Soulsmith Book Review

Soulsmith: Cradle Book 2
by Will Wight
Kindle Edition, 286 pages
Published by Hidden Gnome Publishing (September 26, 2016)
ASIN B01M09PWJQ

I saw a line in another review that I'm going to steal: these books are like candy. I just can't stop reading them. Although I worry the implication of the phrase may be unfair to Wight; while fast and fun reads, the Cradle series has been anything but empty calories.

 
 Ruth Benedict  By World Telegram staff photographer - Library of Congress. New York World-Telegram & Sun Collection. http://hdl.loc.gov/loc.pnp/cph.3c14649, Public Domain, https://commons.wikimedia.org/w/index.php?curid=1276865

Ruth Benedict

By World Telegram staff photographer - Library of Congress. New York World-Telegram & Sun Collection. http://hdl.loc.gov/loc.pnp/cph.3c14649, Public Domain, https://commons.wikimedia.org/w/index.php?curid=1276865

In Soulsmith, we pick up right where we left off at the end of Unsouled, Wei Shi Lindon is desperately fleeing the vengeance of the Heaven's Glory School, whom Lindon has robbed blind and shamed by killing one of its highest ranked members. Out in the wilderness beyond the Sacred Valley, adventure awaits. The fun lies in learning about the world at the same time, and mostly in the same way that Lindon does.

While this is fantasy, and thus not really an attempt to present some insight about the world in the context of an adventure story, there are nonetheless interesting elements of the world Wight has built. For the most part, fantasy relies upon historical examples of human societies to provide building blocks which are then reshuffled as needed to create the fantasy world intended without straining credulity too much.

A critical part of the culture of the world of Cradle is shame. I'm using the word in the same sense as Ruth Benedict did in The Chrysanthemum and the Sword.

True shame cultures rely on external sanctions for good behavior, not, as true guilt cultures do, on an internalized conviction of sin. Shame is a reaction to other people’s criticism. A man is shamed either by being openly ridiculed and rejected or by fantasying to himself that he has been made ridiculous. In either case, it is a potent sanction. But it requires an audience or at least a man’s fantasy of an audience. Guilt does not. In a nation where honor means living up to one’s own picture of oneself, a man may suffer from guilt though no man knows of his misdeed and a man’s feeling of guilt may actually be relieved by confessing his sin.

Benedict, 1946, p. 223

 

The sacred artists of Cradle live within an honor code of vengeance and shame, like many real-world human societies, both past and present.

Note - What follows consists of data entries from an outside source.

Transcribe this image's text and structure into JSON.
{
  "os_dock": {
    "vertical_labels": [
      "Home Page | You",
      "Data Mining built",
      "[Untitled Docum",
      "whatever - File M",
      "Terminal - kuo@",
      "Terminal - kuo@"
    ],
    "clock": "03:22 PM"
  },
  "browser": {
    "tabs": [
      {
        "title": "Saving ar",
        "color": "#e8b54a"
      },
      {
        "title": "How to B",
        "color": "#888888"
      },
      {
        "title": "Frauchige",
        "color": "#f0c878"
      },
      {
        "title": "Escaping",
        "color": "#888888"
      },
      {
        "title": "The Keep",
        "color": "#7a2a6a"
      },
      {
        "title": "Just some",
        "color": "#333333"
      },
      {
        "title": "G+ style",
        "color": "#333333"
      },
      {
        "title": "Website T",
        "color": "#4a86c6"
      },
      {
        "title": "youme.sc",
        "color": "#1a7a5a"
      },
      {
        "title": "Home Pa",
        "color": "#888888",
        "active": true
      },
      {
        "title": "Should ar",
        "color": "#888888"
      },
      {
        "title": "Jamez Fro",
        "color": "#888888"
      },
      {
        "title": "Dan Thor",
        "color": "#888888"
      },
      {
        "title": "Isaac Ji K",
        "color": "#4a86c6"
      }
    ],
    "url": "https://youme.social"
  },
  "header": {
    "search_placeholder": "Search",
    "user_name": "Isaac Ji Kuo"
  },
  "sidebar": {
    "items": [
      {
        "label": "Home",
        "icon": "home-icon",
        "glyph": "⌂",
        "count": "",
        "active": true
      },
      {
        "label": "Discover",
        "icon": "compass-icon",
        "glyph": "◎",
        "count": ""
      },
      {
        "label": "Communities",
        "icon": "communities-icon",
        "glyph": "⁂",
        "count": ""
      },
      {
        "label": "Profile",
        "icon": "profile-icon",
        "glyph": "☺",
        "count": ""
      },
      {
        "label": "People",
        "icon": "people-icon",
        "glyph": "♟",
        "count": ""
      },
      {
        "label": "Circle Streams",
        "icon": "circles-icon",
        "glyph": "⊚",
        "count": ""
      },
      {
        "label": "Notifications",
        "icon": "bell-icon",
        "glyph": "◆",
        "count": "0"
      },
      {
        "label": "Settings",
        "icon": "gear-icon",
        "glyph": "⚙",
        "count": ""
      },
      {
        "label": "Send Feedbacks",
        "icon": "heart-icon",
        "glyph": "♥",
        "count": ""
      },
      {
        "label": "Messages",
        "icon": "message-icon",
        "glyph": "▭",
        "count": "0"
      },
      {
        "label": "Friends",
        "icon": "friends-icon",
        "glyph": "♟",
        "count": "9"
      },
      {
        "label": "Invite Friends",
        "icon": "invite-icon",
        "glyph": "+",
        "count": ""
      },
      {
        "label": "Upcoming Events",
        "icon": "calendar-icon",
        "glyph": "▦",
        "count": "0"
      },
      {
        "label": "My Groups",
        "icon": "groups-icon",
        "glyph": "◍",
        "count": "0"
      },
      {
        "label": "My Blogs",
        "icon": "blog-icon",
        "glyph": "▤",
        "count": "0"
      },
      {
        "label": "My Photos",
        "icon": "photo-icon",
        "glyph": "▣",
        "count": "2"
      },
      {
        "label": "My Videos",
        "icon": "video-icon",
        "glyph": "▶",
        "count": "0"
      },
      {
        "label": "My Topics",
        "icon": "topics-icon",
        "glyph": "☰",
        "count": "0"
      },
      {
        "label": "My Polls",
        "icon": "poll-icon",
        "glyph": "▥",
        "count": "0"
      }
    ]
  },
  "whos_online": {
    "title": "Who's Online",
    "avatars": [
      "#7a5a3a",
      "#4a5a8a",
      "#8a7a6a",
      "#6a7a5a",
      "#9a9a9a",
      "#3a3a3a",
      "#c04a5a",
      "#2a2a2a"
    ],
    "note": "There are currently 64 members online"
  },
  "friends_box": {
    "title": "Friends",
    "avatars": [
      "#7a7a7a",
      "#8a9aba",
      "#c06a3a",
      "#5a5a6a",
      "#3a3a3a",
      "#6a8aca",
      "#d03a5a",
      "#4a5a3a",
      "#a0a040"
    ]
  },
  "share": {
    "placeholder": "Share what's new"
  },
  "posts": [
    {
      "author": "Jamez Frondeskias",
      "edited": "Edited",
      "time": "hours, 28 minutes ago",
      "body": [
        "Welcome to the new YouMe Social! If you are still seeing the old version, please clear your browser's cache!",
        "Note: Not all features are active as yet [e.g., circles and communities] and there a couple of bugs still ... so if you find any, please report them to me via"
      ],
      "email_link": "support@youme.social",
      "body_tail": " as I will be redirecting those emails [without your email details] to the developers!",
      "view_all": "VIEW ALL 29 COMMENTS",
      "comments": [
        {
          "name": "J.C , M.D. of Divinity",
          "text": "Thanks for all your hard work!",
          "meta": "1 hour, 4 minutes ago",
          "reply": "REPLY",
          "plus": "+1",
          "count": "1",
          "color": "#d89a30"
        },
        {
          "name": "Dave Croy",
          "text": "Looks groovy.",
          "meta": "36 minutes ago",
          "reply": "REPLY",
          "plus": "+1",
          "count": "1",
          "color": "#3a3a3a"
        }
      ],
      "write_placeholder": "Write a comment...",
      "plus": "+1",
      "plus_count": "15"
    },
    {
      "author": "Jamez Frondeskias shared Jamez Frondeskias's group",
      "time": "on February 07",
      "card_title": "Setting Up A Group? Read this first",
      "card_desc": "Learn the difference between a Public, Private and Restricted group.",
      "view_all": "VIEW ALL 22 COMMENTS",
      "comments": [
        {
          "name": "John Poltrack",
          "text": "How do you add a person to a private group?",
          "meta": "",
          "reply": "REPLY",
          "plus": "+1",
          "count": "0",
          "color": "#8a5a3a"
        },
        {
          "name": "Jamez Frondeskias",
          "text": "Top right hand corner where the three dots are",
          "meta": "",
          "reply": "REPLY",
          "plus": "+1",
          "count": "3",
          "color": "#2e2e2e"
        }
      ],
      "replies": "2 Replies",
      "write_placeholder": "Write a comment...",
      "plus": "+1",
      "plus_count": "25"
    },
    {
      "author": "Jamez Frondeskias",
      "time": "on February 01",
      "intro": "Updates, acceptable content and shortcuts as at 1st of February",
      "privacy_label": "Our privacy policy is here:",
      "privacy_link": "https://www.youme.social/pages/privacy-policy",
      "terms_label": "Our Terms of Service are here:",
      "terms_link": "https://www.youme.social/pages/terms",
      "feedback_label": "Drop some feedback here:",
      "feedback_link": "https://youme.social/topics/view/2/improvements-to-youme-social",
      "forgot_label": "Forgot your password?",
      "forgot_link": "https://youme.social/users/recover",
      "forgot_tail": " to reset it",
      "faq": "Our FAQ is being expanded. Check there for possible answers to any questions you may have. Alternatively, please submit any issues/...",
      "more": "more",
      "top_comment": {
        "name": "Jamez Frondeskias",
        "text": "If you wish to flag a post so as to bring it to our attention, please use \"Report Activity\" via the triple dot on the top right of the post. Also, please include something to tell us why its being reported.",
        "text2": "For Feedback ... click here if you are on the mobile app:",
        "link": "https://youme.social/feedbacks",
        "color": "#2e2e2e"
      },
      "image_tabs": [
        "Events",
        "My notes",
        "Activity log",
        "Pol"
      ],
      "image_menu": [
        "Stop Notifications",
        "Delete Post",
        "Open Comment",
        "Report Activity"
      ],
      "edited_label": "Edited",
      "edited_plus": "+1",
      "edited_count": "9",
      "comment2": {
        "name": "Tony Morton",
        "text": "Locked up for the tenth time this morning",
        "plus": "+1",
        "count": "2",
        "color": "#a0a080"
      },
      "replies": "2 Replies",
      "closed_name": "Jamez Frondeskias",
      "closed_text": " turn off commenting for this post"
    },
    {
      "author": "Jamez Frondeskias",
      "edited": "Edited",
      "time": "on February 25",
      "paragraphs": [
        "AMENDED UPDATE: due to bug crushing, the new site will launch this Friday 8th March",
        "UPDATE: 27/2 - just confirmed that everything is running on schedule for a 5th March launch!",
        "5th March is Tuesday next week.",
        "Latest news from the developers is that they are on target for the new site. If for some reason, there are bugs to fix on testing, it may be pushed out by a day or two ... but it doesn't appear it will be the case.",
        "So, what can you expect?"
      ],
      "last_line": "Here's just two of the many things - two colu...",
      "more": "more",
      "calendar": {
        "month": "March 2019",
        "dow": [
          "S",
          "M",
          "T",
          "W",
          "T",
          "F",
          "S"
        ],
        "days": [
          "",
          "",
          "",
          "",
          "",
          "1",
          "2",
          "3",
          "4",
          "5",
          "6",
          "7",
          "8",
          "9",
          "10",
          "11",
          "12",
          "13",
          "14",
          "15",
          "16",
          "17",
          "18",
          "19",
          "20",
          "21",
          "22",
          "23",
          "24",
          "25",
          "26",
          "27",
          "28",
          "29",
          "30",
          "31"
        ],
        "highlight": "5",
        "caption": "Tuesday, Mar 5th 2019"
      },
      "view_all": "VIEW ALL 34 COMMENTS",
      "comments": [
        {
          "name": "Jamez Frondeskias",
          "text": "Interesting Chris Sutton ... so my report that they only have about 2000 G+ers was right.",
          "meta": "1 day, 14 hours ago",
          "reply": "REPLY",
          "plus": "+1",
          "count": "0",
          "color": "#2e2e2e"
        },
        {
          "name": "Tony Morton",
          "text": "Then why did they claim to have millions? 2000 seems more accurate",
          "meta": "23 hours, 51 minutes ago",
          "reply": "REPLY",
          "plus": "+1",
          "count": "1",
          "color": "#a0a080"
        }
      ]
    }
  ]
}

Justice is mostly of the vigilante variety, with your blood relations the only people you can really trust.

Another building block of the culture of Cradle is the natural hierarchy that results from the ranks of sacred artists. I call it a natural hierarchy because the ranks seem to be natural kinds. There really is something qualitatively different about an Iron artist compared to a Copper, and between all the other ranks as well. Unlike many such theories in our world, whether social, racial, occupational, or what have you, there is an essence of Ironness that underlies the social distinction.

However, those essences are also very meritocratic. Ranks are earned, through hard work and discipline, and above all, through competition. When you put all these things together, a shame culture with a social hierarchy built on real distinctions of ability and power, and the need to compete not only for social distinctions, but for power itself, you get unending war.

This last bit is perhaps the most interesting to me. Lindon's home in the Sacred Valley has the same shame culture as the world outside, but the power levels to be found within are far lower. Perhaps in compensation, it is also a far less brutal place to live. Not only is life easier there, but there are valuable materials and items available there. I'm genuinely curious why someone hasn't rolled in from the wilds outside and taken everything, because it would be easy.

I'm hoping this turns into a plot point later. It would be genuinely interesting to see why the most pleasant place we have seen so far that is also the most undeveloped in terms of sacred arts hasn't been sacked and looted. As for the rest of the world, it must be something very much like Hobbes' state of nature, although we haven't yet been to the Blackflame empire, purported bastion of civilization. I suppose we shall see.

I'm pretty happy I picked up Soulsmith, and I'm looking forward to volume 3.